Acerは、同社として初となる「Googlebook」を近日中に投入することを明らかにしました。ドイツ・ベルリンで開催されたIFA 2026の発表イベントでは、製品の外観を確認できるティザーも公開され、Google Pixelスマートフォンと並べて紹介されています。現時点では価格や発売日などの詳細は明らかにされていませんが、これまでの情報から14インチのOLEDディスプレイやIntel Core Ultra 5、16GBメモリを搭載する可能性が浮上しています。
GooglebookはChromebookの上位モデルではない?
今回の製品が注目されているのは、単なる高性能Chromebookとして開発されているわけではない点です。
Googlebookは、ChromeOSとAndroidの長所を融合した新たなPCプラットフォームとして開発が進められているとされています。内部では「Aluminium OS」と呼ばれているとも報じられており、GoogleのAI「Gemini」との連携を前提に、従来のChromebookよりも高度なPC体験を目指しているようです。

例えば、状況に応じてカーソル操作を支援する「Magic Pointer」や、AIによるウィジェットの自動生成、OSレベルでの各種操作の自動化などが想定されています。ブラウザーを中心とした従来のChromebookとは異なり、Windows PCやMacBookを意識した製品になる可能性があります。
Pixelとの連携が大きな特徴に
Acerが公開したティザーでは、新しいノートPCの隣にGoogle Pixelスマートフォンが置かれていました。これは単なる演出ではなく、Googlebookがスマートフォンとの連携を重視していることを示すものとみられます。
「Cast My Apps」や通知の即時同期など、スマートフォンとPCをシームレスにつなぐ機能が用意される見込みです。ファイル共有なども含め、スマートフォンとPCを別々の機器として扱うのではなく、一つのエコシステムとして利用できる環境を目指しているようです。
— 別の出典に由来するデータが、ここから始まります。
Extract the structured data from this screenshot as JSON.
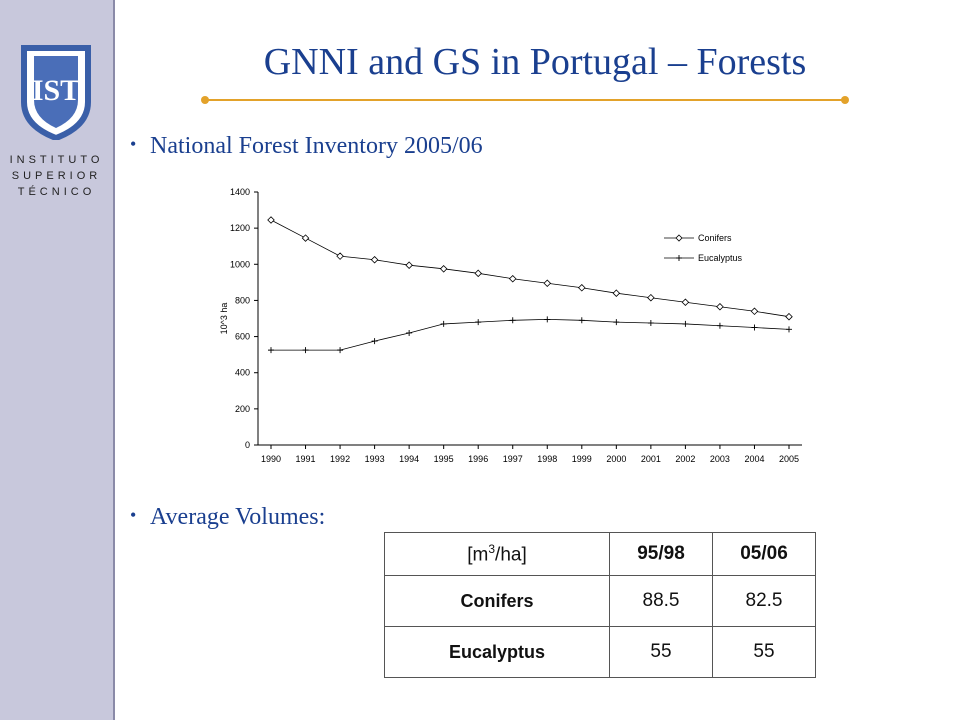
{
  "slide": {
    "title": "GNNI and GS in Portugal – Forests",
    "accent_color": "#e3a22a",
    "title_color": "#1a3f8f"
  },
  "logo": {
    "shield_text": "IST",
    "line1": "INSTITUTO",
    "line2": "SUPERIOR",
    "line3": "TÉCNICO"
  },
  "bullets": {
    "b1": "National Forest Inventory 2005/06",
    "b2": "Average Volumes:"
  },
  "chart_data": {
    "type": "line",
    "x": [
      "1990",
      "1991",
      "1992",
      "1993",
      "1994",
      "1995",
      "1996",
      "1997",
      "1998",
      "1999",
      "2000",
      "2001",
      "2002",
      "2003",
      "2004",
      "2005"
    ],
    "series": [
      {
        "name": "Conifers",
        "marker": "diamond",
        "values": [
          1245,
          1145,
          1045,
          1025,
          995,
          975,
          950,
          920,
          895,
          870,
          840,
          815,
          790,
          765,
          740,
          710
        ]
      },
      {
        "name": "Eucalyptus",
        "marker": "plus",
        "values": [
          525,
          525,
          525,
          575,
          620,
          670,
          680,
          690,
          695,
          690,
          680,
          675,
          670,
          660,
          650,
          640
        ]
      }
    ],
    "ylabel": "10^3 ha",
    "xlabel": "",
    "ylim": [
      0,
      1400
    ],
    "yticks": [
      0,
      200,
      400,
      600,
      800,
      1000,
      1200,
      1400
    ],
    "legend": "top-right",
    "grid": false
  },
  "table": {
    "header": {
      "unit_prefix": "[m",
      "unit_sup": "3",
      "unit_suffix": "/ha]",
      "col1": "95/98",
      "col2": "05/06"
    },
    "rows": [
      {
        "label": "Conifers",
        "v1": "88.5",
        "v2": "82.5"
      },
      {
        "label": "Eucalyptus",
        "v1": "55",
        "v2": "55"
      }
    ]
  }
}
14インチ120Hz OLEDとIntel Core Ultra 5を搭載か
AcerのGooglebookについては、これまでにいくつかのスペック情報も流出しています。
現時点で報じられている内容によると、ディスプレイには14インチのOLEDパネルを採用し、リフレッシュレートは120Hzになるとされています。プロセッサにはIntel Core Ultra 5を搭載し、16GBのRAMと256GBのSSDを組み合わせる構成が伝えられています。
また、今回公開された実機は、タブレットとしても使える2-in-1タイプではなく、一般的なクラムシェル型ノートPCとなっています。携帯性と使いやすさを重視した、オーソドックスなノートPCとして仕上げられる可能性が高そうです。
なお、上位モデルではストレージ容量の増加や、より高性能なプロセッサを搭載した構成が用意される可能性もあります。
Googleの9月15日イベントで詳細発表か
Googleは9月15日にニューヨークでプレスイベントを開催する予定で、ここではGooglebookを含む新しいPCプラットフォームについて、より詳しい情報が公開されるとみられています。
Acerのほか、ASUS、Dell、HP、Lenovoといった主要メーカーもGooglebook関連製品の投入に関わるとされています。ただし、9月15日のイベントでGooglebookの正式発売まで行われるとは限らず、Acerについても今回のティザー公開は製品発表に向けた予告という位置付けになる可能性があります。
AcerはIFA 2026で、Googlebook以外にも電子ペーパーを採用したモニターや新型Swiftシリーズ、IconiaシリーズのAndroidタブレットを発表しています。また、2画面を活用する携帯型ゲーム機の試作機「Project DualPlay Mini」も披露されており、PC以外の分野でも新しい製品を積極的に展開しています。
Googlebookが実際にどの程度の価格で登場するのか、そしてGoogleがWindowsやMacBookとは異なるどのようなPC体験を提供するのかが、今後の大きな焦点になりそうです。14インチ120Hz OLEDとIntel Core Ultra 5という仕様がそのまま製品化されれば、従来のChromebookとは一線を画すモデルになる可能性があります。